Belakangan, tren "10 ribu di tangan istri yang tepat" menjadi sorotan di media sosial. Konten-konten yang menunjukkan kreativitas dalam mengelola uang belanja senilai sepuluh ribu rupiah ini sempat mengocok perut, tetapi terdapat sisi serius yang tak dapat diabaikan: sejauh mana uang ini mampu memenuhi kebutuhan gizi keluarga? Fenomena ini bukan hanya masalah humor, tetapi juga berkaitan dengan isu kecukupan nutrisi yang mendasar bagi kehidupan sehari-hari.
Menurut Kementerian Kesehatan RI, konsumsi beragam pangan sangat penting untuk menjaga kesehatan. Pedoman Gizi Seimbang (PGS) menganjurkan agar setiap orang mengonsumsi karbohidrat, protein hewani dan nabati, sayur, buah, serta air putih.
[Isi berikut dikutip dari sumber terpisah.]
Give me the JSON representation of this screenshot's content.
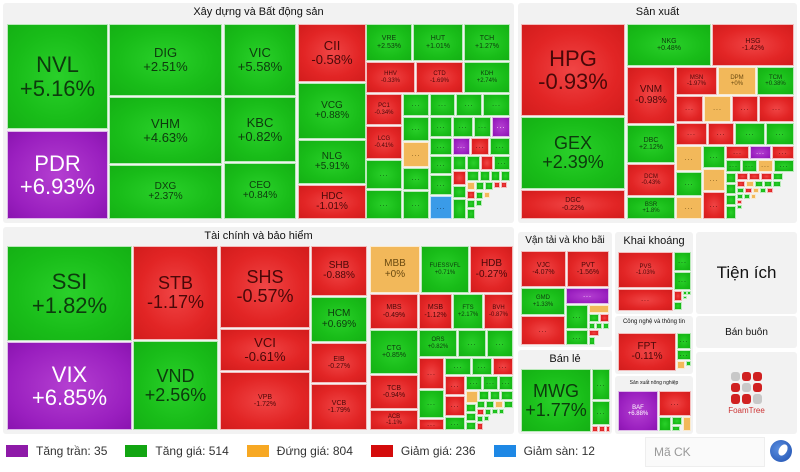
{
  "groups": {
    "real_estate": {
      "title": "Xây dựng và Bất động sản"
    },
    "manufacturing": {
      "title": "Sản xuất"
    },
    "finance": {
      "title": "Tài chính và bảo hiểm"
    },
    "transport": {
      "title": "Vận tải và kho bãi"
    },
    "mining": {
      "title": "Khai khoáng"
    },
    "utilities": {
      "title": "Tiện ích"
    },
    "it": {
      "title": "Công nghệ và thông tin"
    },
    "wholesale": {
      "title": "Bán buôn"
    },
    "retail": {
      "title": "Bán lẻ"
    },
    "agri": {
      "title": "Sản xuất nông nghiệp"
    }
  },
  "tiles": {
    "NVL": {
      "symbol": "NVL",
      "change": "+5.16%"
    },
    "PDR": {
      "symbol": "PDR",
      "change": "+6.93%"
    },
    "DIG": {
      "symbol": "DIG",
      "change": "+2.51%"
    },
    "VHM": {
      "symbol": "VHM",
      "change": "+4.63%"
    },
    "DXG": {
      "symbol": "DXG",
      "change": "+2.37%"
    },
    "VIC": {
      "symbol": "VIC",
      "change": "+5.58%"
    },
    "KBC": {
      "symbol": "KBC",
      "change": "+0.82%"
    },
    "CEO": {
      "symbol": "CEO",
      "change": "+0.84%"
    },
    "CII": {
      "symbol": "CII",
      "change": "-0.58%"
    },
    "VCG": {
      "symbol": "VCG",
      "change": "+0.88%"
    },
    "NLG": {
      "symbol": "NLG",
      "change": "+5.91%"
    },
    "HDC": {
      "symbol": "HDC",
      "change": "-1.01%"
    },
    "VRE": {
      "symbol": "VRE",
      "change": "+2.53%"
    },
    "HUT": {
      "symbol": "HUT",
      "change": "+1.01%"
    },
    "TCH": {
      "symbol": "TCH",
      "change": "+1.27%"
    },
    "HHV": {
      "symbol": "HHV",
      "change": "-0.33%"
    },
    "CTD": {
      "symbol": "CTD",
      "change": "-1.69%"
    },
    "KDH": {
      "symbol": "KDH",
      "change": "+2.74%"
    },
    "PC1": {
      "symbol": "PC1",
      "change": "-0.34%"
    },
    "LCG": {
      "symbol": "LCG",
      "change": "-0.41%"
    },
    "HPG": {
      "symbol": "HPG",
      "change": "-0.93%"
    },
    "GEX": {
      "symbol": "GEX",
      "change": "+2.39%"
    },
    "DGC": {
      "symbol": "DGC",
      "change": "-0.22%"
    },
    "NKG": {
      "symbol": "NKG",
      "change": "+0.48%"
    },
    "HSG": {
      "symbol": "HSG",
      "change": "-1.42%"
    },
    "VNM": {
      "symbol": "VNM",
      "change": "-0.98%"
    },
    "MSN": {
      "symbol": "MSN",
      "change": "-1.97%"
    },
    "DPM": {
      "symbol": "DPM",
      "change": "+0%"
    },
    "DCM": {
      "symbol": "DCM",
      "change": "-0.43%"
    },
    "DBC": {
      "symbol": "DBC",
      "change": "+2.12%"
    },
    "BSR": {
      "symbol": "BSR",
      "change": "+1.8%"
    },
    "TCM": {
      "symbol": "TCM",
      "change": "+0.38%"
    },
    "SSI": {
      "symbol": "SSI",
      "change": "+1.82%"
    },
    "VIX": {
      "symbol": "VIX",
      "change": "+6.85%"
    },
    "STB": {
      "symbol": "STB",
      "change": "-1.17%"
    },
    "VND": {
      "symbol": "VND",
      "change": "+2.56%"
    },
    "SHS": {
      "symbol": "SHS",
      "change": "-0.57%"
    },
    "VCI": {
      "symbol": "VCI",
      "change": "-0.61%"
    },
    "VPB": {
      "symbol": "VPB",
      "change": "-1.72%"
    },
    "SHB": {
      "symbol": "SHB",
      "change": "-0.88%"
    },
    "HCM": {
      "symbol": "HCM",
      "change": "+0.69%"
    },
    "EIB": {
      "symbol": "EIB",
      "change": "-0.27%"
    },
    "VCB": {
      "symbol": "VCB",
      "change": "-1.79%"
    },
    "MBB": {
      "symbol": "MBB",
      "change": "+0%"
    },
    "FUESSVFL": {
      "symbol": "FUESSVFL",
      "change": "+0.71%"
    },
    "HDB": {
      "symbol": "HDB",
      "change": "-0.27%"
    },
    "MBS": {
      "symbol": "MBS",
      "change": "-0.49%"
    },
    "MSB": {
      "symbol": "MSB",
      "change": "-1.12%"
    },
    "FTS": {
      "symbol": "FTS",
      "change": "+2.17%"
    },
    "BVH": {
      "symbol": "BVH",
      "change": "-0.87%"
    },
    "CTG": {
      "symbol": "CTG",
      "change": "+0.85%"
    },
    "ORS": {
      "symbol": "ORS",
      "change": "+0.82%"
    },
    "TCB": {
      "symbol": "TCB",
      "change": "-0.94%"
    },
    "ACB": {
      "symbol": "ACB",
      "change": "-1.1%"
    },
    "VJC": {
      "symbol": "VJC",
      "change": "-4.07%"
    },
    "PVT": {
      "symbol": "PVT",
      "change": "-1.56%"
    },
    "GMD": {
      "symbol": "GMD",
      "change": "+1.33%"
    },
    "PVS": {
      "symbol": "PVS",
      "change": "-1.03%"
    },
    "FPT": {
      "symbol": "FPT",
      "change": "-0.11%"
    },
    "MWG": {
      "symbol": "MWG",
      "change": "+1.77%"
    },
    "BAF": {
      "symbol": "BAF",
      "change": "+6.88%"
    }
  },
  "more_label": "...",
  "legend": [
    {
      "label": "Tăng trần: 35",
      "color": "#8e1aa8"
    },
    {
      "label": "Tăng giá: 514",
      "color": "#12a512"
    },
    {
      "label": "Đứng giá: 804",
      "color": "#f7a823"
    },
    {
      "label": "Giảm giá: 236",
      "color": "#d40b0b"
    },
    {
      "label": "Giảm sàn: 12",
      "color": "#1e88e5"
    }
  ],
  "search": {
    "placeholder": "Mã CK"
  },
  "branding": {
    "foamtree_label": "FoamTree"
  },
  "icons": {
    "logo": "globe-logo-icon",
    "foamtree": "foamtree-logo-icon"
  }
}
Namun, dengan anggaran Rp 10 ribu, sangat sulit untuk memenuhi rekomendasi ini, apalagi jika ditujukan untuk seluruh anggota keluarga.
Survei Konsumsi Makanan Individu (SKMI) menunjukkan bahwa keragaman pangan berpengaruh besar terhadap status gizi, terutama pada balita. Temuan ini mengindikasikan bahwa meskipun seseorang makan setiap hari, jika jenis makanan yang dikonsumsi terbatas, risiko kekurangan gizi akan meningkat. Penelitian di World Nutrition Journal (2023) menyoroti bahwa rumah tangga berpenghasilan rendah cenderung mengonsumsi protein hewani, seperti ikan, ayam, dan telur, di bawah rekomendasi harian. Hal ini dikarenakan protein hewani biasanya menjadi komponen pertama yang dipangkas untuk menekan biaya.
Di tengah respon positif terhadap tren ini, muncul kekhawatiran tentang dampak jangka panjang terhadap kesehatan. Data dari Survei Status Gizi Indonesia (SSGI) 2024 menunjukkan prevalensi stunting di angka 19,8 persen. Ini artinya, satu dari lima anak di Indonesia mengalami stunting, yang dapat dihubungkan dengan pola makan yang tidak memenuhi kebutuhan gizi.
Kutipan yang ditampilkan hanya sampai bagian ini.